Advertisement
Advertisement
Advertisement

Rekomendasi Produk Fashion dan Aksesori Ramah Lingkungan, dari Tenun Ikat hingga Sepatu

foto-reporter

Reporter

google-image
Tenun ikat Dayak Iban/Foto: Doc. Mahakarya Tenun

Tenun ikat Dayak Iban/Foto: Doc. Mahakarya Tenun

Advertisement

CANTIKA.COM, Jakarta - Peduli akan bumi yang masih terus mengalami krisis, kian banyak perusahaan yang berlomba-lomba untuk menciptakan produk yang semakin ramah lingkungan. Tak terkecuali, produk fashion lokal. 

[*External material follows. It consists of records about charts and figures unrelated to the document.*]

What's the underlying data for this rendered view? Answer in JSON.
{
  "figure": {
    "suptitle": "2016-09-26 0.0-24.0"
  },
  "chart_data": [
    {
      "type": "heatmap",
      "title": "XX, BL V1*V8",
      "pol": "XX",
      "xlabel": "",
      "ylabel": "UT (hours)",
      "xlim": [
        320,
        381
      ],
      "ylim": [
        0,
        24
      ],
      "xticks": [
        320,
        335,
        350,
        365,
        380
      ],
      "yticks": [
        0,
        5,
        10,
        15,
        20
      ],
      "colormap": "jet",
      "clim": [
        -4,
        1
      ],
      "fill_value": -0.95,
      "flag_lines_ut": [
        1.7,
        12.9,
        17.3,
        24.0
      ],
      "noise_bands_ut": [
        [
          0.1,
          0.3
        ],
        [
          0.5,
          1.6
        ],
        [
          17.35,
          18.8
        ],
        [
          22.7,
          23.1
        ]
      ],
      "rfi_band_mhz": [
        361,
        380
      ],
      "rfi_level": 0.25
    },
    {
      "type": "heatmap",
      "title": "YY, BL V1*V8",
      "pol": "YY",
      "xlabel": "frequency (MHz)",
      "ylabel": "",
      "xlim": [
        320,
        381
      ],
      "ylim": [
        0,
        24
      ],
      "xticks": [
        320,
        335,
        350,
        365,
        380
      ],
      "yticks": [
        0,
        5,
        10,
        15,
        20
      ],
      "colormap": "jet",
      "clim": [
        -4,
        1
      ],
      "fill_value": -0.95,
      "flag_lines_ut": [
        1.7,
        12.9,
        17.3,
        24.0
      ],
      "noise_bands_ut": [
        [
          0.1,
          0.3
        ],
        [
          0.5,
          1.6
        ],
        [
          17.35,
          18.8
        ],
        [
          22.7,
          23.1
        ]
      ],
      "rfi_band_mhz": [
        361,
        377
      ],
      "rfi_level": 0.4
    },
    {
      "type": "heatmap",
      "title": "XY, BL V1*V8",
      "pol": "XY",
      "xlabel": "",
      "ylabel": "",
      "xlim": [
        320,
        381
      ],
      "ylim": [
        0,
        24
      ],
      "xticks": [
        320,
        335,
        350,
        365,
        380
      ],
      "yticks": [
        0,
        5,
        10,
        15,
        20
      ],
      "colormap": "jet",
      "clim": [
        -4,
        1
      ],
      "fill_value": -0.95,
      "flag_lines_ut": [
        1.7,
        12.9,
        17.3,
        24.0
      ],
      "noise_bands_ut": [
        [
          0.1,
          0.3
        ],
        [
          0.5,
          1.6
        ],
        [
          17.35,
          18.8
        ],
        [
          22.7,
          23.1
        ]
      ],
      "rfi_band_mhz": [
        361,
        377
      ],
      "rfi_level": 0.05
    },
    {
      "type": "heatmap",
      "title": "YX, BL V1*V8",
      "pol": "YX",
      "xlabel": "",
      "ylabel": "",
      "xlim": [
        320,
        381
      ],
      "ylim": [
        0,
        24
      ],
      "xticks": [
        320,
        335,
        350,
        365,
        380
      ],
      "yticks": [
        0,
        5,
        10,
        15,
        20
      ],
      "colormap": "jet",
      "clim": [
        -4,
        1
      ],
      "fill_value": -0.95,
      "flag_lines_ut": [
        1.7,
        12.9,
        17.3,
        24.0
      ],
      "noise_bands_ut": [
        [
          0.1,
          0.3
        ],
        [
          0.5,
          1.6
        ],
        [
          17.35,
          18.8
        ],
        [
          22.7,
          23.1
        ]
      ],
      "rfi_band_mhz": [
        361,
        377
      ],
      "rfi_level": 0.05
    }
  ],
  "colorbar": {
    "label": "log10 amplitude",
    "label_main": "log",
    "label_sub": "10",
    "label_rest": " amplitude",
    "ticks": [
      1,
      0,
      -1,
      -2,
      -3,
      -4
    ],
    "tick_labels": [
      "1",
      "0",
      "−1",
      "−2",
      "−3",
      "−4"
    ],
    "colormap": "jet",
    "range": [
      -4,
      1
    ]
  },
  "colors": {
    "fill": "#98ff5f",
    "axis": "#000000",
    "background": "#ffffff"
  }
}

Berdasarkan data PBB, industri fashion bertanggung jawab atas sekitar delapan hingga sepuluh persen emisi global, lebih tinggi daripada gabungan antara industri penerbangan dan shipping. Menurut Global Fashion Agenda and Mckinsey, pada 2018 industri fashion di seluruh dunia menghasilkan lebih dari 2 miliar ton emisi gas rumah kaca.

Angka emisi yang fantastis ini menggerakkan industri fashion untuk berinovasi menghasilkan produk yang ramah terhadap bumi. Sebagian perusahaan di bidang tersebut menciptakan ekonomi restoratif, yang tidak hanya mendorong kesejahteraan komunitas lokal dan masyarakat adat yang hidup di sekitar hutan, melainkan juga memulihkan hutan dan alam sekitarnya. 

Dengan kesadaran yang meningkat di industri fashion saat ini pilihan produk yang lebih baik untuk lingkungan makin banyak tersedia. Kamu bisa tetap tampil glowing dan keren tanpa melukai alam, sekaligus meningkatkan ekonomi masyarakat lokal. Caranya, cobalah produk-produk ini. 

1. Tenun ikat Dayak Iban 

Dikenal sebagai tenun yang halus dengan pewarna alam yang cantik, tenun ini melukiskan keragaman, baik dari segi teknik, motif, hingga karakter warna. Hingga kini beberapa teknik tradisional yang masih lestari dan dipraktikkan, seperti teknik sidan, ikat, sungkit, pileh selam, dan pileh amat. 

Hardiyanti, peneliti independen Mahakarya Tenun, bercerita, bagi suku Dayak Iban yang tinggal di Kapuas Hulu, Kalimantan Barat, menenun bukan sekadar keterampilan. Ini adalah jalan untuk mengenal dan mengukuhkan jati diri. Dalam setiap helai benang, mereka menemukan warisan leluhur dan kekuatan sebagai perempuan muda Iban yang diberkahi bakat alami menciptakan keindahan. 

“Karya-karya indah yang dihasilkan menjadi sumber penghidupan, menopang kebutuhan pendidikan dan keperluan pribadi. Lewat tenun, mereka belajar mandiri, membuktikan bahwa pelestarian budaya tak harus tertinggal, melainkan bisa melangkah sejajar dengan harapan dan masa depan,” kata Hardiyanti melalui siaran pers. 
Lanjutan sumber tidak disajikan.